Theories on the Origin of the Universe
While we still don’t have anywhere near all the answers today, we’ve come a long way since the days when the sun, moon and stars were believed to have been vomited by a giant deity (the Bakuba Kingdom of Congo) or the universe was hatched from a black egg (ancient China).
Let’s look at some ancient cosmology from around the world and how different nations once tried to understand the heavens and earth:
The heavens were around for a lot longer than the Earth, according to a creation myth told by the Iroquois people of North America. One of the heavenly inhabitants, the Great Spirit, punished his daughter for becoming pregnant by throwing her through a hole formed when he ripped up a giant tree. To keep her from perishing, though, he ordered the Great Turtle to dive down into the water, bring up some mud and wait for the daughter to land on its back. When she landed, she gathered up the mud and created the Earth as an island carried on the Great Turtle’s back.
At left: a depiction of the Great Turtle carrying the Earth. (Image credit: Lindsey Murtaugh, “Common Elements in Creation Myths,” https://www.cs.williams.edu/~lindsey/myths/myths_12.html)
In the beginning, according to the Aztec creation myth, was a being called Coatlique. After being impregnated by an obsidian knife, she gave birth to the moon goddess (Coyolxanuhqui) and many sons who became the stars. The rest of the cosmos emerged as the result of a brutal conflict between Coatlique, her son Huitzilopochtli (the god of war) and her other children, who were murdered.

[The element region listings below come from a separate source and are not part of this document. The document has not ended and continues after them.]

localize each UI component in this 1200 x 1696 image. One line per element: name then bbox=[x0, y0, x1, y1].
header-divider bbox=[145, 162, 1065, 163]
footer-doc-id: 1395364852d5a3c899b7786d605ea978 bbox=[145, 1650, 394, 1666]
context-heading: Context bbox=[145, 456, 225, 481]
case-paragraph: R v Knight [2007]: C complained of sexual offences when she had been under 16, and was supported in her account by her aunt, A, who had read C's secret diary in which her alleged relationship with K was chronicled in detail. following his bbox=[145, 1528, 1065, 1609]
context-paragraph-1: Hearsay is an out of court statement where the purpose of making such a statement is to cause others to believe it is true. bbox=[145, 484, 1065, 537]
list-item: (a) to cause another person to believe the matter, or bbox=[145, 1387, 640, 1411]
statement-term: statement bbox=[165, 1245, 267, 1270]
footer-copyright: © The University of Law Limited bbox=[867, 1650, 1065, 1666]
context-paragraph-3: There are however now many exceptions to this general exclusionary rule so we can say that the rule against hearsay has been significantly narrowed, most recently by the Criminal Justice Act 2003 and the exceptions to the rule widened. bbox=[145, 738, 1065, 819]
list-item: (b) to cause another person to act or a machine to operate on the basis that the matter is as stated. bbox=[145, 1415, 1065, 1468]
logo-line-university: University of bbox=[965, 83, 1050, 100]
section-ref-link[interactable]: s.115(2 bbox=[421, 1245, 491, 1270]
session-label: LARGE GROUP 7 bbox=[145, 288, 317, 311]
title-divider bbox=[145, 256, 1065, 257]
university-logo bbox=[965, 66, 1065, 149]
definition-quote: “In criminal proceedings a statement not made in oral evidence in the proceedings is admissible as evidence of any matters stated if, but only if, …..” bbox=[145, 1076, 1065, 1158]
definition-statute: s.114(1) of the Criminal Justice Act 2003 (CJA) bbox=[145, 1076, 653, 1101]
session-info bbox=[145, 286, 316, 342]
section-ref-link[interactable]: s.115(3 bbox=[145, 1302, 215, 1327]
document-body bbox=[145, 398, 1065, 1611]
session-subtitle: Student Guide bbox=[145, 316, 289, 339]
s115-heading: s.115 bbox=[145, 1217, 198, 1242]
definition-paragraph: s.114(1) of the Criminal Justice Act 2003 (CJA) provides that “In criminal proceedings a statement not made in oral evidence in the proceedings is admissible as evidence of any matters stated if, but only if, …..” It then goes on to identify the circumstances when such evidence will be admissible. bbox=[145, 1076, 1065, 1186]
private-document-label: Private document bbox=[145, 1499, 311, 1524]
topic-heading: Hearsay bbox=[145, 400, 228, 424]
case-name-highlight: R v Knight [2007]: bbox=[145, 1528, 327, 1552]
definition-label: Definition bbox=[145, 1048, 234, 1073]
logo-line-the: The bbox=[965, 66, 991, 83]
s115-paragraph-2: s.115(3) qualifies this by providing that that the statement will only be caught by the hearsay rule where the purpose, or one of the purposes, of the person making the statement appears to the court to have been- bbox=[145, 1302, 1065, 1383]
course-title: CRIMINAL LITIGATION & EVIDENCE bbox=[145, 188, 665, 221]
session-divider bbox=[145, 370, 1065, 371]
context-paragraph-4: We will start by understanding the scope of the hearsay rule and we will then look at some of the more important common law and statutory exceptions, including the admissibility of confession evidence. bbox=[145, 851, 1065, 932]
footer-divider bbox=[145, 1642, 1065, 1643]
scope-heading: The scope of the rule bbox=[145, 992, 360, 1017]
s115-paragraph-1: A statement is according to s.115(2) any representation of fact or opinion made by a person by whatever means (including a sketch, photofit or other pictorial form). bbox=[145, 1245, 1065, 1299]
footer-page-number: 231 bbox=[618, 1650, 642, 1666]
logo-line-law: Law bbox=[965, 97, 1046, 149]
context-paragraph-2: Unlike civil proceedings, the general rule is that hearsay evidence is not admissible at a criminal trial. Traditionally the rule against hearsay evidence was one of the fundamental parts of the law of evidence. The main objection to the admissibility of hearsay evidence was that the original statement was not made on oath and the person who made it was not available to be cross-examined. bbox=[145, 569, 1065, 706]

In ancient Inca mythology, the god Viracocha reigned alone in darkness. He then created the sun (the god Inti), moon (the goddess Mama-Quilla), stars (the Inca’s guardians in the heavens) and Earth before creating humans out of stone. The Inca believed the sun god dropped into the ocean at sunset each day, and had to swim underneath the Earth each night before re-emerging at sunrise.
At right: the Inca god Viracocha (Image credit: https://commons.wikimedia.org/wiki/Image:Viracocha.jpg)
According to the Bakuba (also called Kuba) people of central Africa (Congo), the first being was a white giant named Mbombo, who presided over a dark and watery world. A violent stomach ache caused him to throw up the stars, moon and sun, which dried up the waters to reveal the Earth. A second bout of nausea led to the creation of people, animals, trees and more.
The ancient Babylonians’ view of the universe was detailed in the Enuma Elish, a creation myth inscribed on a series of seven clay tablets. In the story, a battle among the gods leads Marduk, the god of spring, to kill Tiamat, goddess of the sea. He splits her body in two, and one half becomes the Earth, the other, the sky. The slain Tiamat’s saliva becomes the rain.
In ancient Greece, the universe was believed to have started as a dark emptiness in which lived a black-winged bird. After a long time, the egg hatched, and one half of the shell became the sky while the other became the Earth.
The Norse, on the other hand, had a far more complicated explanation for how the universe came to be. An old Norse poem, the Völuspá, describes a cosmos that began with nothing but ice to the north and fire to the south. In the gap between those two regions, the fire melted some of the ice to form a life-creating substance known as Eiter. From the Eiter came a giant, Ymir, and a cow, Auðumbla, who then licked ice to uncover a man known as Búri. One of Búri’s grandsons eventually went on to kill Ymir, using the giant’s body to create the universe: flesh became dirt, bones became mountains, brains became clouds. The sun, moon and stars were then created using sparks from the fiery south.
The ancient Hindus too envisioned the universe emerging from an egg. In the Brahmanda Purana, a religious text, this cosmic egg gives rise to creation not once but in an eternal cycle of birth, death and rebirth. (It’s interesting to note this tale echoes the modern theory of the oscillatory universe.)
The Maori of New Zealand believed the god Io created the universe out of nothing, bringing forth the Sky Father (Ranginui) and the Earth Mother (Papatuanuku). The two, who remain “cleaved together,” have many children, who eventually decide to separate their parents because they’re blocking out the sun. The son Tanemahuta eventually succeeds in separating his mother and father, causing them to bleed what becomes red clay, or ocher (a vital element in Maori culture).